The Uncertain Road Ahead for Culture in New York City

08/09/2017 10:27 am ET Updated Aug 11, 2017
Cover of the CreateNYC Cultural Plan
Cover of the CreateNYC Cultural Plan

By Michelle Coffey, Kerry McCarthy, and Michele Kumi Baer of the New York City Cultural Agenda Fund in The New York Community Trust

With the unveiling of CreateNYC, New York City joins Austin, Boston, Chicago, Denver, Louisville, and Madison as American cities with cultural plans. The New York plan (pictured above) is meant to be a powerful tool to, as it says, make sure “culture is for everyone.”

We had hoped that CreateNYC would not just propose strategies to follow this pledge but also commit to carrying them out. On the second point, the city falls short.

Thanks to the hard work of cultural advocates, community organizers, and the Department of Cultural Affairs staff, more than 188,000 New Yorkers participated in this unprecedented cultural planning process.

While CreateNYC identifies important efforts—such as increasing language access and improving energy efficiency in arts buildings—it is not clear how an overwhelming majority of the plan’s 50 strategies will be put into action. Indeed, turning these plans into reality has proven to be the greatest challenge in other cities with cultural plans.

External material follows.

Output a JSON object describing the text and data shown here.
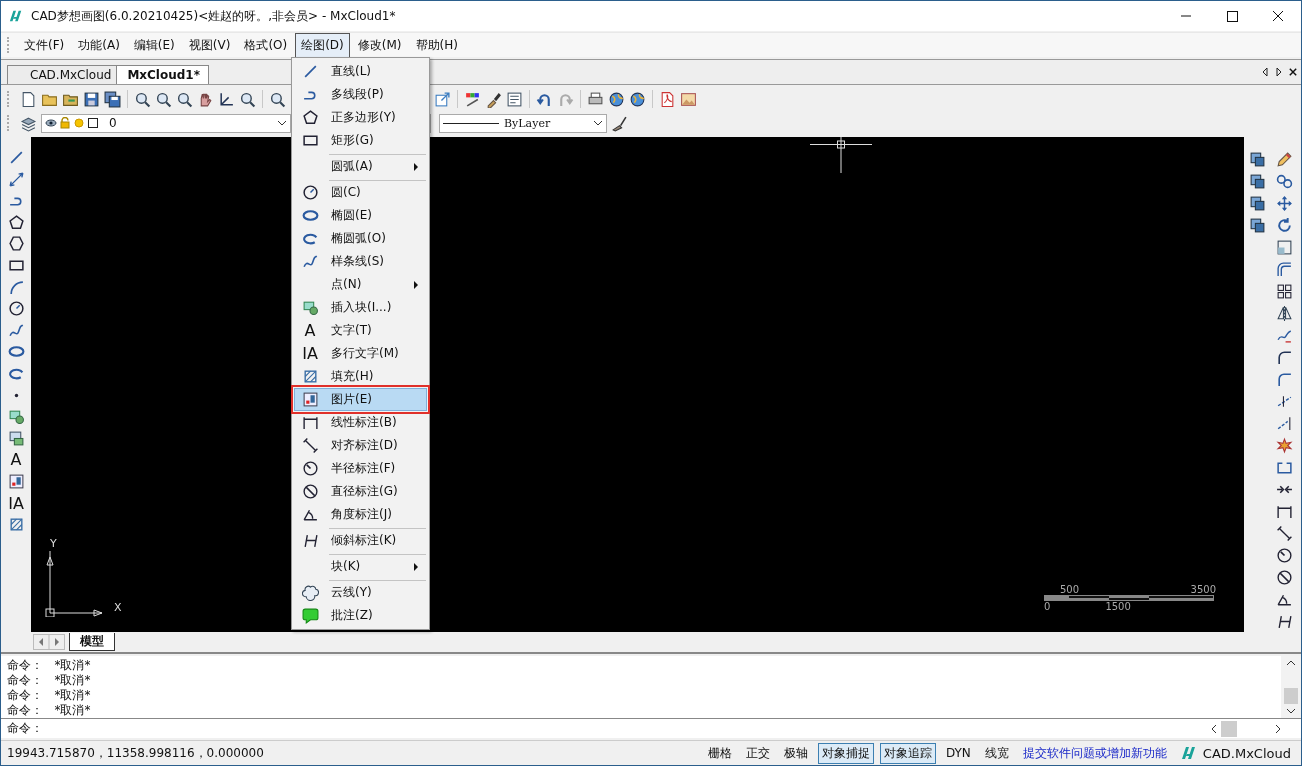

That being said, the plan includes some good action steps. For starters, the city will provide cultural groups with funding and expertise to make theaters and other buildings more energy efficient—reducing costs and helping the city meet its goal of reducing greenhouse gas emissions by 80 percent by 2050.

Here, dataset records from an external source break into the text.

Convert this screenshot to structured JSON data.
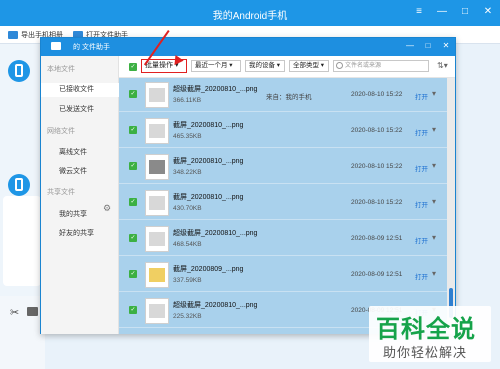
{
  "app": {
    "title": "我的Android手机",
    "toolbar": [
      "导出手机相册",
      "打开文件助手"
    ]
  },
  "dialog": {
    "title": "的 文件助手"
  },
  "sidebar": {
    "groups": [
      {
        "label": "本地文件",
        "items": [
          "已接收文件",
          "已发送文件"
        ]
      },
      {
        "label": "网络文件",
        "items": [
          "离线文件",
          "微云文件"
        ]
      },
      {
        "label": "共享文件",
        "items": [
          "我的共享",
          "好友的共享"
        ]
      }
    ],
    "active": "已接收文件"
  },
  "filters": {
    "batch": "批量操作",
    "time": "最近一个月",
    "device": "我的设备",
    "type": "全部类型",
    "search_placeholder": "文件名或来源"
  },
  "files": [
    {
      "name": "超级截屏_20200810_...png",
      "size": "366.11KB",
      "from": "来自：我的手机",
      "date": "2020-08-10 15:22",
      "action": "打开"
    },
    {
      "name": "截屏_20200810_...png",
      "size": "465.35KB",
      "from": "",
      "date": "2020-08-10 15:22",
      "action": "打开"
    },
    {
      "name": "截屏_20200810_...png",
      "size": "348.22KB",
      "from": "",
      "date": "2020-08-10 15:22",
      "action": "打开"
    },
    {
      "name": "截屏_20200810_...png",
      "size": "430.70KB",
      "from": "",
      "date": "2020-08-10 15:22",
      "action": "打开"
    },
    {
      "name": "超级截屏_20200810_...png",
      "size": "468.54KB",
      "from": "",
      "date": "2020-08-09 12:51",
      "action": "打开"
    },
    {
      "name": "截屏_20200809_...png",
      "size": "337.59KB",
      "from": "",
      "date": "2020-08-09 12:51",
      "action": "打开"
    },
    {
      "name": "超级截屏_20200810_...png",
      "size": "225.32KB",
      "from": "",
      "date": "2020-08-09 12:51",
      "action": "打开"
    }
  ],
  "watermark": {
    "big": "百科全说",
    "small": "助你轻松解决"
  }
}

In a city where only half of the population speaks English at home, the plan commits funding for more translation services, including American Sign Language, and includes real steps to increase languages represented on review panels and in application materials for potential city grant recipients.

CUNY’s Center for Urban Research, supported by the New York City Cultural Agenda Fund in The New York Community Trust, found that across the five boroughs the percentage of English-language learners in any given school correlated more strongly with lower levels of arts education than other likely factors, including poverty rates. The planners were wise to include strategies to enhance arts education for English-language learners.

And yet the plan doesn’t really address how most of its strategies will be funded or how they will be refined, tracked, or evaluated. This lack of specificity means much will be left to interpretation and negotiation in the coming years. How, if at all, will the city and mayor be held accountable to promises made during an election year? How much will the plan cost, and where is the money coming from? Will the city involve residents in refining the more vague strategies in the plan, like the “new efforts” it mentions will target underrepresented groups?

At the Cultural Agenda Fund, we understand that this plan could be a potentially powerful tool for equity in the arts. Our grants focus on building a local movement for equity (see our recent grant to Race Forward), and that’s why we funded ten nonprofits that advocated for more equitable cultural policy in the plan.

We want to know how the plan’s equity goals will materialize. How much money will be available for historically under-resourced groups in the city’s budget? What is the equitable allocation of funding to these groups, given that a majority of the Department of Cultural Affairs’ budget currently pays the operating and energy costs of just 33 institutions? How will decisions be made about allocating equity-oriented funding among groups with missions relevant to equity, given stated interests in addressing racism, ableism, ageism, and xenophobia?

And what about arts education, which was the most popular issue among New Yorkers who weighed in on the plan? CreateNYC provides no clarity on how Mayor de Blasio will keep a 2013 campaign promise on this topic. When asked if he would bring arts education to every school in the city, candidate de Blasio said, “The law is the law; it’s not optional.” While the city has made admirable strides since Comptroller Stringer’s 2014 report, many public school students still do not receive the arts education they are entitled to by state law. Focusing on target populations—the plan has important strategies directed at English-language learners and students with disabilities—will only get us so far.

CreateNYC has started the journey, but what roads will our city travel as a result of the cultural plan? The city should produce a clear work plan that provides the accountability and specificity lacking in the document released on July 19. Equally important is that we New Yorkers who care about and advocate for arts and culture remain civically engaged and work to ensure a true and equitable activation of CreateNYC. That’s how we’ll know if the rubber meets the road—or not.